I really didn’t think I’d ever see Jas again, and now here he is, breathing beside me. And he’s the same. Almost exactly the same. I mean, he obviously has more money, and he does seem a little more sure of himself—the way he walks and speaks to people—but other than that he’s the same old Jas. The guy I used to share a flat with what feels like a million years ago. Still staring at the wall, I remember what he told me in the park. That I’ve changed. I’m different. Am I? Well, I guess I am. Facing death does that to you, I guess. Whether it’s your own or somebody else’s.
Things are different between the two of us, that’s for sure.
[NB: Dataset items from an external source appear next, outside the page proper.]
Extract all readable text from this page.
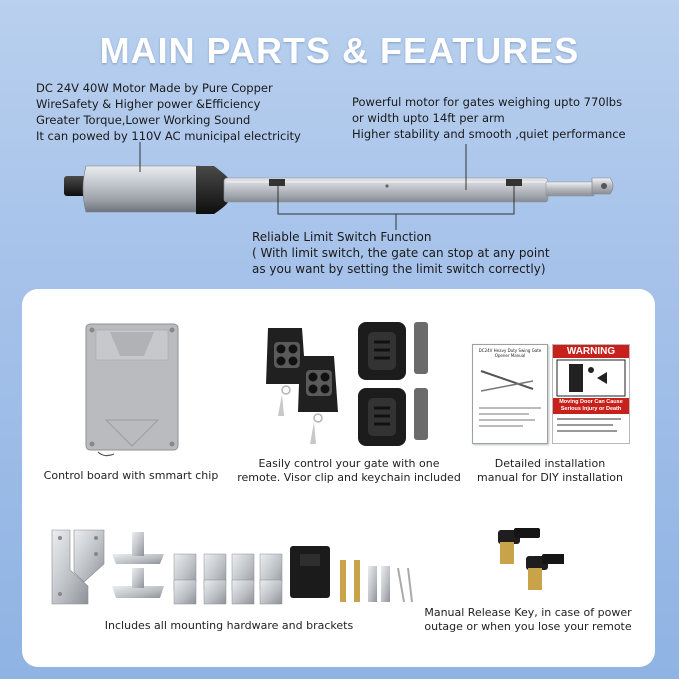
MAIN PARTS & FEATURES
DC 24V 40W Motor Made by Pure Copper
WireSafety & Higher power &Efficiency
Greater Torque,Lower Working Sound
It can powed by 110V AC municipal electricity
Powerful motor for gates weighing upto 770lbs
or width upto 14ft per arm
Higher stability and smooth ,quiet performance
Reliable Limit Switch Function
( With limit switch, the gate can stop at any point
as you want by setting the limit switch correctly)
Control board with smmart chip
Easily control your gate with one
remote. Visor clip and keychain included
DC24V Heavy Duty Swing Gate Opener Manual	WARNING
Moving Door Can Cause Serious Injury or Death
Detailed installation
manual for DIY installation
Includes all mounting hardware and brackets
Manual Release Key, in case of power
outage or when you lose your remote
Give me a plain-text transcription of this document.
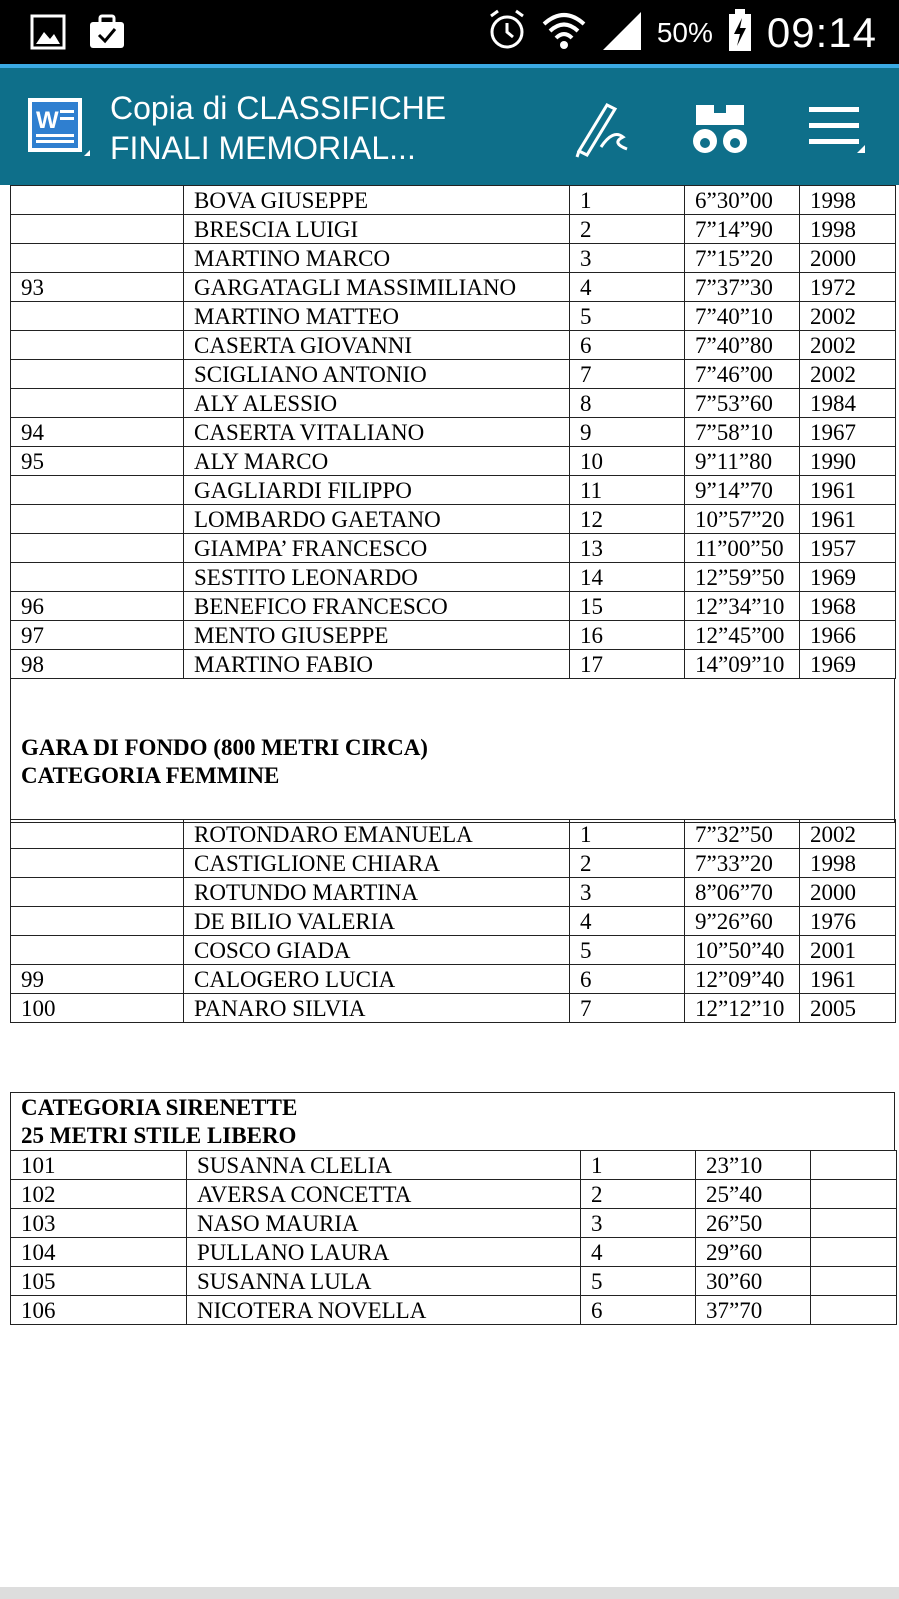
50% 09:14
W Copia di CLASSIFICHE
FINALI MEMORIAL...
	BOVA GIUSEPPE	1	6”30”00	1998
	BRESCIA LUIGI	2	7”14”90	1998
	MARTINO MARCO	3	7”15”20	2000
93	GARGATAGLI MASSIMILIANO	4	7”37”30	1972
	MARTINO MATTEO	5	7”40”10	2002
	CASERTA GIOVANNI	6	7”40”80	2002
	SCIGLIANO ANTONIO	7	7”46”00	2002
	ALY ALESSIO	8	7”53”60	1984
94	CASERTA VITALIANO	9	7”58”10	1967
95	ALY MARCO	10	9”11”80	1990
	GAGLIARDI FILIPPO	11	9”14”70	1961
	LOMBARDO GAETANO	12	10”57”20	1961
	GIAMPA’ FRANCESCO	13	11”00”50	1957
	SESTITO LEONARDO	14	12”59”50	1969
96	BENEFICO FRANCESCO	15	12”34”10	1968
97	MENTO GIUSEPPE	16	12”45”00	1966
98	MARTINO FABIO	17	14”09”10	1969
GARA DI FONDO (800 METRI CIRCA)
CATEGORIA FEMMINE
	ROTONDARO EMANUELA	1	7”32”50	2002
	CASTIGLIONE CHIARA	2	7”33”20	1998
	ROTUNDO MARTINA	3	8”06”70	2000
	DE BILIO VALERIA	4	9”26”60	1976
	COSCO GIADA	5	10”50”40	2001
99	CALOGERO LUCIA	6	12”09”40	1961
100	PANARO SILVIA	7	12”12”10	2005
CATEGORIA SIRENETTE
25 METRI STILE LIBERO
101	SUSANNA CLELIA	1	23”10	
102	AVERSA CONCETTA	2	25”40	
103	NASO MAURIA	3	26”50	
104	PULLANO LAURA	4	29”60	
105	SUSANNA LULA	5	30”60	
106	NICOTERA NOVELLA	6	37”70	
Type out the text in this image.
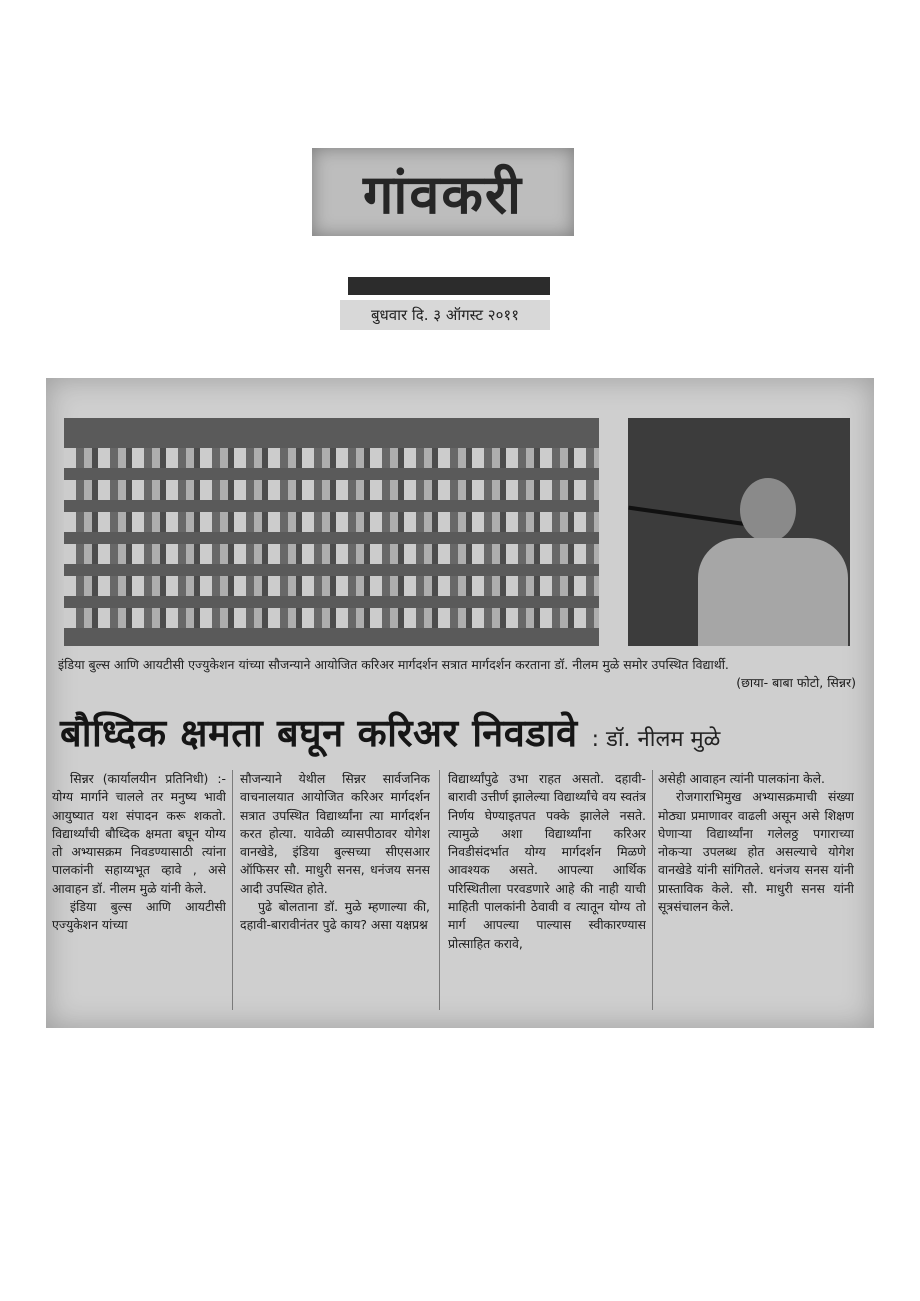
गांवकरी
बुधवार दि. ३ ऑगस्ट २०११
इंडिया बुल्स आणि आयटीसी एज्युकेशन यांच्या सौजन्याने आयोजित करिअर मार्गदर्शन सत्रात मार्गदर्शन करताना डॉ. नीलम मुळे समोर उपस्थित विद्यार्थी.
(छाया- बाबा फोटो, सिन्नर)
बौध्दिक क्षमता बघून करिअर निवडावे : डॉ. नीलम मुळे

सिन्नर (कार्यालयीन प्रतिनिधी) :- योग्य मार्गाने चालले तर मनुष्य भावी आयुष्यात यश संपादन करू शकतो. विद्यार्थ्यांची बौध्दिक क्षमता बघून योग्य तो अभ्यासक्रम निवडण्यासाठी त्यांना पालकांनी सहाय्यभूत व्हावे , असे आवाहन डॉ. नीलम मुळे यांनी केले.

इंडिया बुल्स आणि आयटीसी एज्युकेशन यांच्या

सौजन्याने येथील सिन्नर सार्वजनिक वाचनालयात आयोजित करिअर मार्गदर्शन सत्रात उपस्थित विद्यार्थ्यांना त्या मार्गदर्शन करत होत्या. यावेळी व्यासपीठावर योगेश वानखेडे, इंडिया बुल्सच्या सीएसआर ऑफिसर सौ. माधुरी सनस, धनंजय सनस आदी उपस्थित होते.

पुढे बोलताना डॉ. मुळे म्हणाल्या की, दहावी-बारावीनंतर पुढे काय? असा यक्षप्रश्न

विद्यार्थ्यांपुढे उभा राहत असतो. दहावी-बारावी उत्तीर्ण झालेल्या विद्यार्थ्यांचे वय स्वतंत्र निर्णय घेण्याइतपत पक्के झालेले नसते. त्यामुळे अशा विद्यार्थ्यांना करिअर निवडीसंदर्भात योग्य मार्गदर्शन मिळणे आवश्यक असते. आपल्या आर्थिक परिस्थितीला परवडणारे आहे की नाही याची माहिती पालकांनी ठेवावी व त्यातून योग्य तो मार्ग आपल्या पाल्यास स्वीकारण्यास प्रोत्साहित करावे,

असेही आवाहन त्यांनी पालकांना केले.

रोजगाराभिमुख अभ्यासक्रमाची संख्या मोठ्या प्रमाणावर वाढली असून असे शिक्षण घेणाऱ्या विद्यार्थ्यांना गलेलठ्ठ पगाराच्या नोकऱ्या उपलब्ध होत असल्याचे योगेश वानखेडे यांनी सांगितले. धनंजय सनस यांनी प्रास्ताविक केले. सौ. माधुरी सनस यांनी सूत्रसंचालन केले.
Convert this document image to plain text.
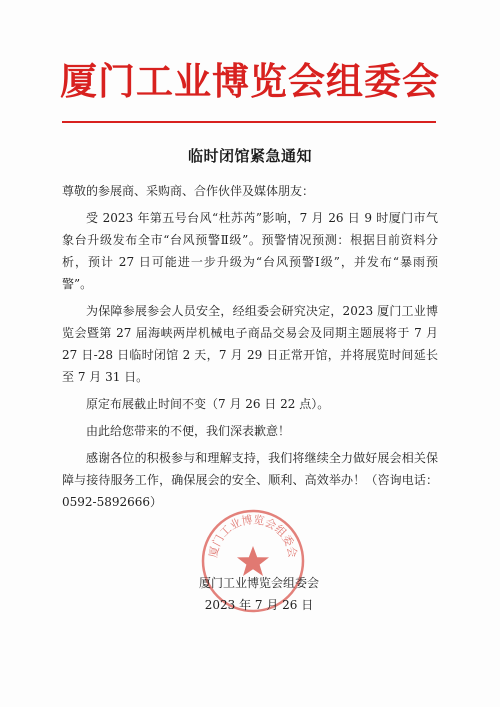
厦门工业博览会组委会
临时闭馆紧急通知

尊敬的参展商、采购商、合作伙伴及媒体朋友：

受 2023 年第五号台风“杜苏芮”影响，7 月 26 日 9 时厦门市气象台升级发布全市“台风预警Ⅱ级”。预警情况预测：根据目前资料分析，预计 27 日可能进一步升级为“台风预警Ⅰ级”，并发布“暴雨预警”。

为保障参展参会人员安全，经组委会研究决定，2023 厦门工业博览会暨第 27 届海峡两岸机械电子商品交易会及同期主题展将于 7 月 27 日-28 日临时闭馆 2 天，7 月 29 日正常开馆，并将展览时间延长至 7 月 31 日。

原定布展截止时间不变（7 月 26 日 22 点）。

由此给您带来的不便，我们深表歉意！

感谢各位的积极参与和理解支持，我们将继续全力做好展会相关保障与接待服务工作，确保展会的安全、顺利、高效举办！（咨询电话：0592-5892666）

厦门工业博览会组委会
厦门工业博览会组委会
2023 年 7 月 26 日
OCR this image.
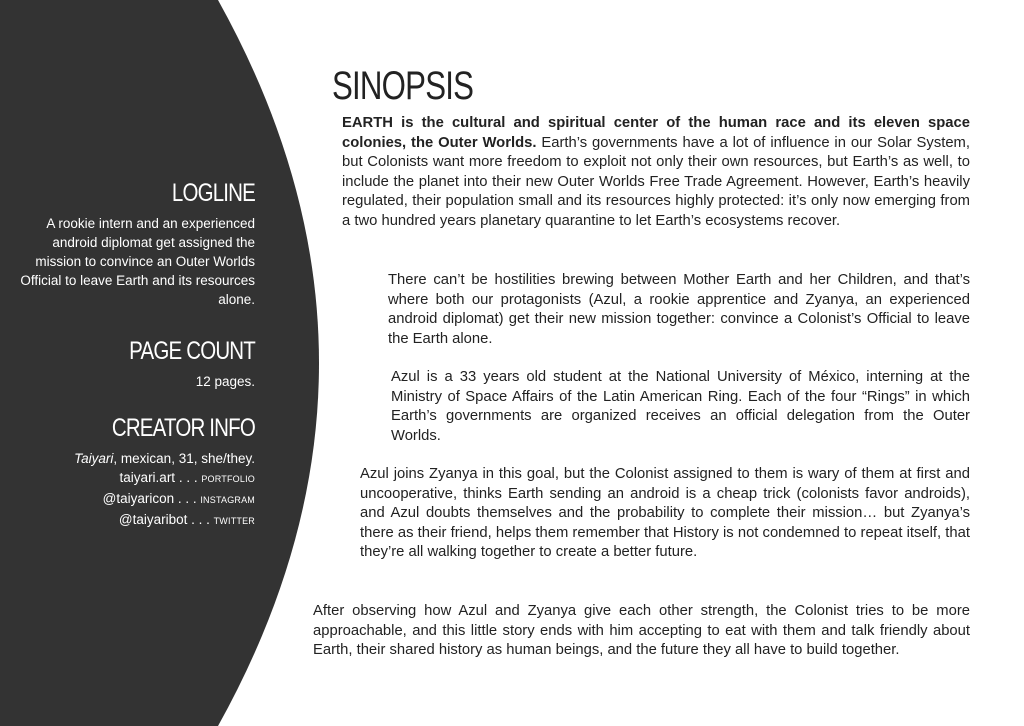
LOGLINE

A rookie intern and an experienced android diplomat get assigned the mission to convince an Outer Worlds Official to leave Earth and its resources alone.

PAGE COUNT

12 pages.

CREATOR INFO

Taiyari, mexican, 31, she/they.

taiyari.art . . . PORTFOLIO

@taiyaricon . . . INSTAGRAM

@taiyaribot . . . TWITTER

SINOPSIS

EARTH is the cultural and spiritual center of the human race and its eleven space colonies, the Outer Worlds. Earth’s governments have a lot of influence in our Solar System, but Colonists want more freedom to exploit not only their own resources, but Earth’s as well, to include the planet into their new Outer Worlds Free Trade Agreement. However, Earth’s heavily regulated, their population small and its resources highly protected: it’s only now emerging from a two hundred years planetary quarantine to let Earth’s ecosystems recover.

There can’t be hostilities brewing between Mother Earth and her Children, and that’s where both our protagonists (Azul, a rookie apprentice and Zyanya, an experienced android diplomat) get their new mission together: convince a Colonist’s Official to leave the Earth alone.

Azul is a 33 years old student at the National University of México, interning at the Ministry of Space Affairs of the Latin American Ring. Each of the four “Rings” in which Earth’s governments are organized receives an official delegation from the Outer Worlds.

Azul joins Zyanya in this goal, but the Colonist assigned to them is wary of them at first and uncooperative, thinks Earth sending an android is a cheap trick (colonists favor androids), and Azul doubts themselves and the probability to complete their mission… but Zyanya’s there as their friend, helps them remember that History is not condemned to repeat itself, that they’re all walking together to create a better future.

After observing how Azul and Zyanya give each other strength, the Colonist tries to be more approachable, and this little story ends with him accepting to eat with them and talk friendly about Earth, their shared history as human beings, and the future they all have to build together.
And I just wish I could feel like I used to. That I could tell Jas anything. I spotted him looking at me questioningly a couple of times today and it made me feel terrible to hold things back. Like when he asked me about uni. How slack did I seem there? It was a fair call on his part—you’d think someone could finish off one subject in two years. And I’m quite aware that I haven’t told Jas much about what I’ve been doing since I saw him last and that he’s probably noticed. But it’s difficult. Complicated. And if we’re going to be busy on the tour, and then he’s going to go back to work, to his new life, what’s the point of telling him everything I’ve been doing over the last few years? I don’t want to go into it. Mum. Me. It’s easier for both of us just to have a good time. Not to worry about the past. To start afresh and simply enjoy the short time we have together.
I hear Jas roll over to face me and my body stiffens involuntarily. I can feel his eyes on the back of my head and instantly I know what he’s going to say.
‘Charlie,’ he says. ‘We need to talk.’
I think about pretending I’m asleep, but then the words begin tumbling out. ‘You know, we don’t,’ I say with a small shake of my head. ‘Really. It’s OK. It’s just…all that…I’m over it. I don’t feel that way any more. About you, I mean. It’s all in the past.’